Bis zum Jahr 2005 sollen insgesamt 60 Hektar Brachfläche in verschiedenen Stadtteilen mit heimischen Laubbäumen bepflanzt werden. Ziel der Aktion ist die Reduzierung des Treibhausgases Kohlendioxid - schließlich entzieht ein Baum im Laufe seines Lebens der Atmosphäre 1,5 Tonnen Kohlendioxid und liefert gleichzeitig mehr als eine Tonne Sauerstoff. Pro Jahr errechnet DEW eine Kohlendioxid-Minderung von ca. 700 Tonnen. "Dies entspricht dem Kohlendioxidausstoß, den 800 Heizungsanlagen in Neubauwohnungen verursachen", so Albert Herzmann, Leiter der DEW-Unternehmenskommunikation. In 20 Jahren will DEW mit diesem Programm den Ausstoß von mehr als 10.000 Tonnen Kohlendioxid ausgleichen.

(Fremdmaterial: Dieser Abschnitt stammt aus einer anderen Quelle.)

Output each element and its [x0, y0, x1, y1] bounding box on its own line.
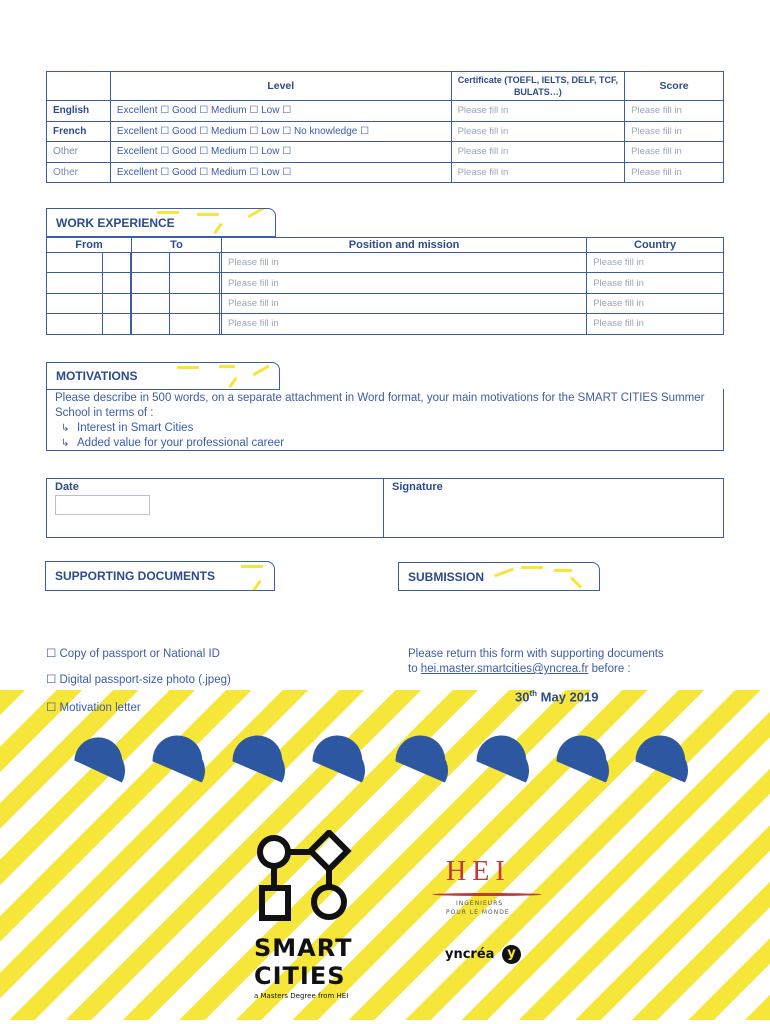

Die Investitionskosten, wie Baumbeschaffung, Pflanzung und Einzäunung als auch die Kosten für Material und Fahrzeuge, die für die Erstaufforstung benötigt werden, beziffert die DEW auf jährlich ca. 80.000 Mark. Die aufzuforstenden Brachflächen stellt die Stadt Dortmund zur Verfügung. 13 ABM-Kräfte übernehmen die Bepflanzung und die forstwirtschaftliche Pflege. Ein Forstwirtschaftsmeister, zwei Vorarbeiter und zehn Arbeiter werden eigens für diese Maßnahme bis zum Jahr 2005, jeweils für ein Jahr, beschäftigt.